Im aktuellen Prozess gegen den 20-jährigen Daniel F., der beschuldigt wird, mindestens sieben schwule Männer überfallen zu haben, hat eines der Opfer seine traumatischen Erlebnisse geschildert. Jermaine Mietle, das Opfer des Überfalls, berichtete vor Gericht von einer dreistündigen Tortur, die er als Ausdruck von Schwulenhass erlebte.

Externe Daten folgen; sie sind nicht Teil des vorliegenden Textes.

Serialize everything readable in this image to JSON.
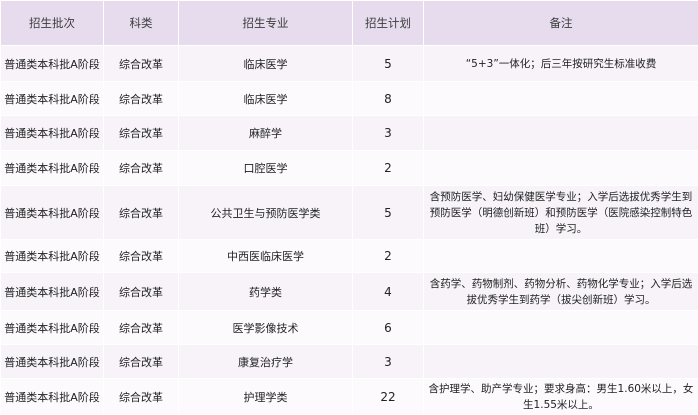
{
  "headers": [
    "招生批次",
    "科类",
    "招生专业",
    "招生计划",
    "备注"
  ],
  "rows": [
    {
      "batch": "普通类本科批A阶段",
      "category": "综合改革",
      "major": "临床医学",
      "plan": "5",
      "note": "“5+3”一体化；后三年按研究生标准收费"
    },
    {
      "batch": "普通类本科批A阶段",
      "category": "综合改革",
      "major": "临床医学",
      "plan": "8",
      "note": ""
    },
    {
      "batch": "普通类本科批A阶段",
      "category": "综合改革",
      "major": "麻醉学",
      "plan": "3",
      "note": ""
    },
    {
      "batch": "普通类本科批A阶段",
      "category": "综合改革",
      "major": "口腔医学",
      "plan": "2",
      "note": ""
    },
    {
      "batch": "普通类本科批A阶段",
      "category": "综合改革",
      "major": "公共卫生与预防医学类",
      "plan": "5",
      "note": "含预防医学、妇幼保健医学专业；入学后选拔优秀学生到预防医学（明德创新班）和预防医学（医院感染控制特色班）学习。"
    },
    {
      "batch": "普通类本科批A阶段",
      "category": "综合改革",
      "major": "中西医临床医学",
      "plan": "2",
      "note": ""
    },
    {
      "batch": "普通类本科批A阶段",
      "category": "综合改革",
      "major": "药学类",
      "plan": "4",
      "note": "含药学、药物制剂、药物分析、药物化学专业；入学后选拔优秀学生到药学（拔尖创新班）学习。"
    },
    {
      "batch": "普通类本科批A阶段",
      "category": "综合改革",
      "major": "医学影像技术",
      "plan": "6",
      "note": ""
    },
    {
      "batch": "普通类本科批A阶段",
      "category": "综合改革",
      "major": "康复治疗学",
      "plan": "3",
      "note": ""
    },
    {
      "batch": "普通类本科批A阶段",
      "category": "综合改革",
      "major": "护理学类",
      "plan": "22",
      "note": "含护理学、助产学专业；要求身高：男生1.60米以上，女生1.55米以上。"
    }
  ]
}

Die Tat und ihre Hintergründe
Daniel F. soll die Männer über eine Dating-Plattform in eine Falle gelockt haben. Unter dem Vorwand eines Dates traf er seine Opfer an einem vereinbarten Ort, wo er sie dann überfiel. Jermaine Mietle beschrieb die Situation als extrem bedrohlich und demütigend. Er betonte, dass die Angriffe nicht nur kriminell, sondern auch von Hass gegenüber Homosexuellen geprägt waren.
Zeugenaussage vor Gericht
Vor dem Berliner Gericht schilderte Mietle detailliert den Ablauf des Überfalls. Er erzählte, wie er nach dem Treffen mit Daniel F. plötzlich angegriffen wurde. Der Täter habe ihn geschlagen, getreten und mit einem Messer bedroht. Die Tortur dauerte drei Stunden, in denen Mietle um sein Leben fürchtete. Er gab an, dass der Angreifer immer wieder homophobe Beleidigungen ausgestoßen habe.

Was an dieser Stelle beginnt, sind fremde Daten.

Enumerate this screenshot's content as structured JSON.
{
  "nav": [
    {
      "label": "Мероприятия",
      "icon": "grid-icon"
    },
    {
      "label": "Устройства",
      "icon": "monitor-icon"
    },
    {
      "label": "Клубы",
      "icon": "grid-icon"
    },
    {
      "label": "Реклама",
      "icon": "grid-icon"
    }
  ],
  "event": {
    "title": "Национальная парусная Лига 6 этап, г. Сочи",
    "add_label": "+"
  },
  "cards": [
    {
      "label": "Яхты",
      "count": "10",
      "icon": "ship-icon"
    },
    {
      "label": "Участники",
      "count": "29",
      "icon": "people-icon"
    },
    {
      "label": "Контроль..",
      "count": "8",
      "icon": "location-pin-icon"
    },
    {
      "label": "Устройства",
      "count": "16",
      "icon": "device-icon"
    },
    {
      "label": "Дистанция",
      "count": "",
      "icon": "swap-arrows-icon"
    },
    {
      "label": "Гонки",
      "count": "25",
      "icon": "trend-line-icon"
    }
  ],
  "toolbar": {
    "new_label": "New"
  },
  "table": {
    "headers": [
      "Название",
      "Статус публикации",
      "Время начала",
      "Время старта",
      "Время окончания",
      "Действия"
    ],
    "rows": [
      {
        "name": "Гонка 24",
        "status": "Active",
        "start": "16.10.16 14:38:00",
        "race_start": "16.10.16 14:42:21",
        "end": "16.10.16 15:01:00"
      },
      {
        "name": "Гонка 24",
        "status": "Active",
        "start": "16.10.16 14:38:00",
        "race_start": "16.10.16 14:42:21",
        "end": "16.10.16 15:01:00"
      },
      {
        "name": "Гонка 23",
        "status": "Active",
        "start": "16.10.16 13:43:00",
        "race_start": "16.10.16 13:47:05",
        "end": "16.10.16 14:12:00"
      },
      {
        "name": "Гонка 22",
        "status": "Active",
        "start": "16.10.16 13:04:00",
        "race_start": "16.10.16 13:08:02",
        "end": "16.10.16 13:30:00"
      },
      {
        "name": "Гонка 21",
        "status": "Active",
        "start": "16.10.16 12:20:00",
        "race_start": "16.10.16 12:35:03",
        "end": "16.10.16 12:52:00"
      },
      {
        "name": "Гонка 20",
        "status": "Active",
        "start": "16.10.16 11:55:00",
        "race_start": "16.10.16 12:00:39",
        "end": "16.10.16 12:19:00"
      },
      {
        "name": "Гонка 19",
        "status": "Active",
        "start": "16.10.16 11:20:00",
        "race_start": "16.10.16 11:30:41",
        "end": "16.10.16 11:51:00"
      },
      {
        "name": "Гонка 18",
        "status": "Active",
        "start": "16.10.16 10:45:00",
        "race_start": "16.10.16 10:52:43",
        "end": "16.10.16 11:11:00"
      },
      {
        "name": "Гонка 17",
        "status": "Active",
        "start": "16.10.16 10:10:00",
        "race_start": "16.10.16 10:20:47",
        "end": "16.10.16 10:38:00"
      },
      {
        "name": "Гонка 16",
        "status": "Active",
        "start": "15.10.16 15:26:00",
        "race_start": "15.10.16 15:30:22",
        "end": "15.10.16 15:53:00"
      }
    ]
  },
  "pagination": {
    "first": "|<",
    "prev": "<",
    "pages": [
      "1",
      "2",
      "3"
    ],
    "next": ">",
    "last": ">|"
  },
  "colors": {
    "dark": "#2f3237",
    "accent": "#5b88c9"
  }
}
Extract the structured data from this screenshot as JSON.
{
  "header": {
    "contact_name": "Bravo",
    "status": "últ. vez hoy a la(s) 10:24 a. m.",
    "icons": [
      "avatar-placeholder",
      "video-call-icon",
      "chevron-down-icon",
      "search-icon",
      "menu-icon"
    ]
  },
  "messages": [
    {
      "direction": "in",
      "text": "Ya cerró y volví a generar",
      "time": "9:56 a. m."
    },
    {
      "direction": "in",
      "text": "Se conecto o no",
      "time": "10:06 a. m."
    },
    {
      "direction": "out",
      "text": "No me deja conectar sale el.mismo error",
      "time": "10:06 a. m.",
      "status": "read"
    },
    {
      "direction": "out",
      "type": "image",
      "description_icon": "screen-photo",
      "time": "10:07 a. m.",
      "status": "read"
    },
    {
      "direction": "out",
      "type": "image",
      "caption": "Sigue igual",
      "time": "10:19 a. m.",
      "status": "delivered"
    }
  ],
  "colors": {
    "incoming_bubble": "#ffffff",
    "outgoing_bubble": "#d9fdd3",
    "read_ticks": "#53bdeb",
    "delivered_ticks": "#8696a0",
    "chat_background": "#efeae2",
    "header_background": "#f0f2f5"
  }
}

Gesellschaftliche Bedeutung
Der Fall hat in Berlin große Aufmerksamkeit erregt. Viele sehen darin ein Zeichen für die anhaltende Diskriminierung und Gewalt gegen die LGBTQ+-Community. Der Prozess soll nicht nur die Schuld von Daniel F. klären, sondern auch ein Signal gegen Hasskriminalität setzen. Jermaine Mietle hofft, dass seine Aussage dazu beiträgt, dass solche Taten in Zukunft härter bestraft werden.
Der Prozess wird fortgesetzt. Ein Urteil wird in den kommenden Wochen erwartet.